Nobody wants to make mistakes, do they? If you can see something’s gonna go wrong, its only natural to do what you can to prevent it. If you’ve made a mistake once, what kind of idiot wants to repeat it? But what if the cure is worse than the problem? What if the effort of avoiding mistakes is worse than what you’re preventing?
So you’ve found a bug in production that really should have been caught during QA; you’ve had a load-related outage in production; you find a security issue in production. What’s the natural thing to do? Once you’ve fixed the immediate problem, you probably put in place a process to stop similar mistakes next time.
Five whys is a great technique to understand the causes and make appropriate changes. But if you find yourself adding more bureaucracy, a sign-off to prevent this happening in future – you’re probably doing it wrong!
Unfortunately this is a natural instinct: in response to finding bugs in production, you introduce a sign-off to confirm that everyone is happy the product is bug-free, whatever that might mean; you introduce a final performance test phase, with a sign-off to confirm production won’t crash under load; you introduce a final security test, with a sign-off to confirm production is secure.
Each step and each reaction to a problem is perfectly logical; each answer is clear, simple and wrong.
Risk Free Software
Let’s be clear: there’s no such thing as risk free software. You can’t do anything without taking some risk. But what’s easy to overlook, is that not doing something is a risk, too.
Not fixing a bug runs the risk that its more serious than you thought; more prevalent than you thought; that it could happen to an important customer, someone in the press, or a highly valued customer – with real revenue risk. You run the risk that it collides with another, as yet unknown bug, potentially multiplying the pain.
Sometimes not releasing feels like the safest thing to do – but you’re releasing software because you know something is wrong. How can not changing it ever be better?
So what you gonna do? No business wants to accept risk, you have to mitigate it somehow. The simple, easy and wrong thing to do is to add more process. The braver decision, the right decision, is to make it easy to undo any mistakes.
Any release process, no matter how retarded, will normally have some kind of rollback. Some way of getting back to how things used to be. At its simplest, this is a way of mitigating the risk of making a mistake: if it really is a pretty shit release, you can roll it back. Its not great, but it gives you a way of recovering when the inevitable happens.
But often people want to avoid this kind of scenario. People want to avoid rolling back; to avoid the risk of a roll back; totally missing the point that the rollback is your way of managing risk. Instead, you’re forced to mitigate the risk up front with bureaucracy.

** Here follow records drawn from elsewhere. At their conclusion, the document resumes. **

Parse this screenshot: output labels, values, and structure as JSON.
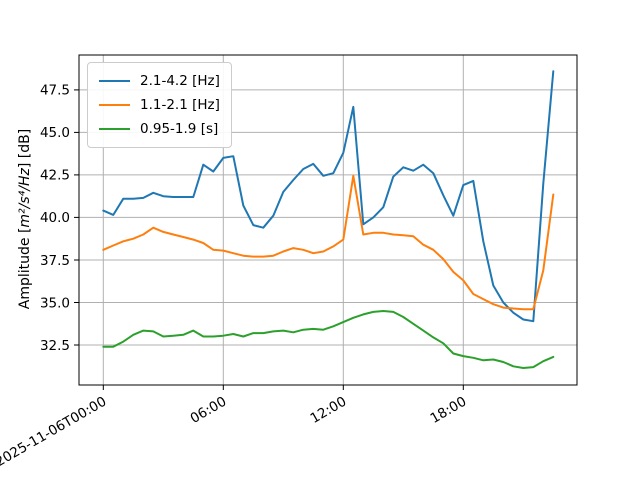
{
  "figure": {
    "ylabel_prefix": "Amplitude [",
    "ylabel_math": "m²/s⁴/Hz",
    "ylabel_suffix": "] [dB]"
  },
  "chart_data": {
    "type": "line",
    "title": "",
    "ylabel": "Amplitude [m²/s⁴/Hz] [dB]",
    "xlabel": "",
    "grid": true,
    "legend_position": "upper left",
    "x_start": "2025-11-06T00:00",
    "x_step_minutes": 30,
    "ylim": [
      30.15,
      49.55
    ],
    "x": [
      "00:00",
      "00:30",
      "01:00",
      "01:30",
      "02:00",
      "02:30",
      "03:00",
      "03:30",
      "04:00",
      "04:30",
      "05:00",
      "05:30",
      "06:00",
      "06:30",
      "07:00",
      "07:30",
      "08:00",
      "08:30",
      "09:00",
      "09:30",
      "10:00",
      "10:30",
      "11:00",
      "11:30",
      "12:00",
      "12:30",
      "13:00",
      "13:30",
      "14:00",
      "14:30",
      "15:00",
      "15:30",
      "16:00",
      "16:30",
      "17:00",
      "17:30",
      "18:00",
      "18:30",
      "19:00",
      "19:30",
      "20:00",
      "20:30",
      "21:00",
      "21:30",
      "22:00",
      "22:30"
    ],
    "series": [
      {
        "name": "2.1-4.2 [Hz]",
        "color": "#1f77b4",
        "values": [
          40.4,
          40.15,
          41.1,
          41.1,
          41.15,
          41.45,
          41.25,
          41.2,
          41.2,
          41.2,
          43.1,
          42.7,
          43.5,
          43.6,
          40.7,
          39.55,
          39.4,
          40.1,
          41.5,
          42.2,
          42.85,
          43.15,
          42.45,
          42.6,
          43.8,
          46.5,
          39.6,
          40.0,
          40.6,
          42.4,
          42.95,
          42.75,
          43.1,
          42.6,
          41.3,
          40.1,
          41.9,
          42.15,
          38.6,
          36.0,
          35.0,
          34.4,
          34.0,
          33.9,
          42.0,
          48.6
        ]
      },
      {
        "name": "1.1-2.1 [Hz]",
        "color": "#ff7f0e",
        "values": [
          38.1,
          38.35,
          38.6,
          38.75,
          39.0,
          39.4,
          39.15,
          39.0,
          38.85,
          38.7,
          38.5,
          38.1,
          38.05,
          37.9,
          37.75,
          37.7,
          37.7,
          37.75,
          38.0,
          38.2,
          38.1,
          37.9,
          38.0,
          38.3,
          38.7,
          42.45,
          39.0,
          39.1,
          39.1,
          39.0,
          38.95,
          38.9,
          38.4,
          38.1,
          37.55,
          36.8,
          36.3,
          35.5,
          35.2,
          34.9,
          34.7,
          34.65,
          34.6,
          34.6,
          36.9,
          41.35
        ]
      },
      {
        "name": "0.95-1.9 [s]",
        "color": "#2ca02c",
        "values": [
          32.4,
          32.4,
          32.7,
          33.1,
          33.35,
          33.3,
          33.0,
          33.05,
          33.1,
          33.35,
          33.0,
          33.0,
          33.05,
          33.15,
          33.0,
          33.2,
          33.2,
          33.3,
          33.35,
          33.25,
          33.4,
          33.45,
          33.4,
          33.6,
          33.85,
          34.1,
          34.3,
          34.45,
          34.5,
          34.45,
          34.15,
          33.75,
          33.35,
          32.95,
          32.6,
          32.0,
          31.85,
          31.75,
          31.6,
          31.65,
          31.5,
          31.25,
          31.15,
          31.2,
          31.55,
          31.8
        ]
      }
    ],
    "yticks": [
      {
        "value": 47.5,
        "label": "47.5"
      },
      {
        "value": 45.0,
        "label": "45.0"
      },
      {
        "value": 42.5,
        "label": "42.5"
      },
      {
        "value": 40.0,
        "label": "40.0"
      },
      {
        "value": 37.5,
        "label": "37.5"
      },
      {
        "value": 35.0,
        "label": "35.0"
      },
      {
        "value": 32.5,
        "label": "32.5"
      }
    ],
    "xticks": [
      {
        "index": 0,
        "label": "2025-11-06T00:00"
      },
      {
        "index": 12,
        "label": "06:00"
      },
      {
        "index": 24,
        "label": "12:00"
      },
      {
        "index": 36,
        "label": "18:00"
      }
    ]
  }
}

If you’re using rollback as a way of managing risk (and why wouldn’t you?), then you’d expect to rollback from time to time. If you’re not rolling back, then you’re clearly removing all risk earlier in the process. This means you have a great process for removing risk; but could you have less process and still release product sometime this year?
Get There Quicker
Being able to rollback is about being able to recover from mistakes quickly and reliably. Another way to do that is to just release solutions quickly. Instead of rolling back and scheduling a fix sometime later, why not get the fix coded, tested and deployed as quickly as possible?
Some companies rely on being able to release quickly and easily every day. Continuous deployment might not itself improve quality; but it improves your ability to react to problems. The obvious side-effect of this is that you can fix issues much faster, so you don’t spend time before a release trying to catch absolutely everything. Instead by decreasing the time between revisions, by increasing your velocity, you create a higher quality product: you just fix issues so much faster.

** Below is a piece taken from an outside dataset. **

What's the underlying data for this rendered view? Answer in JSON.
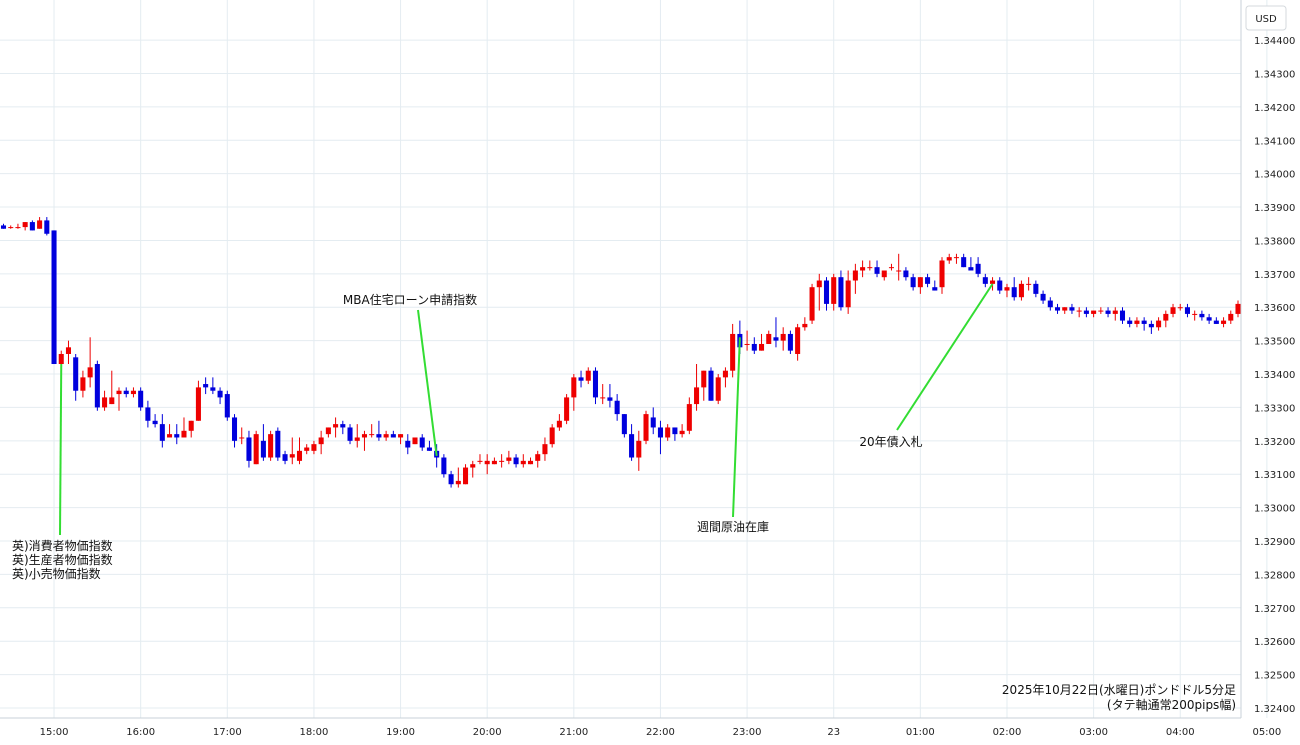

Continuous deployment lets you streamline your process – you don’t need quite so many checks and balances, because if something bad happens you can react to it and fix it. Obviously, you need tests to ensure your builds are sound – but it encourages you to automate your checks, rather than relying on humans and manual sign-offs. Instead of introducing process, why not write code to check you’ve not made the same mistake twice?
Of course, the real irony in all this, is that the thing that often stops you doing continuous deployment is a long and tortuous release process. The release process encapsulates the lessons from all your previous mistakes. But with a lightweight process, you could react so much faster, by patching within minutes not days, that you wouldn’t need the tortuous process.
Your process has become its own enemy!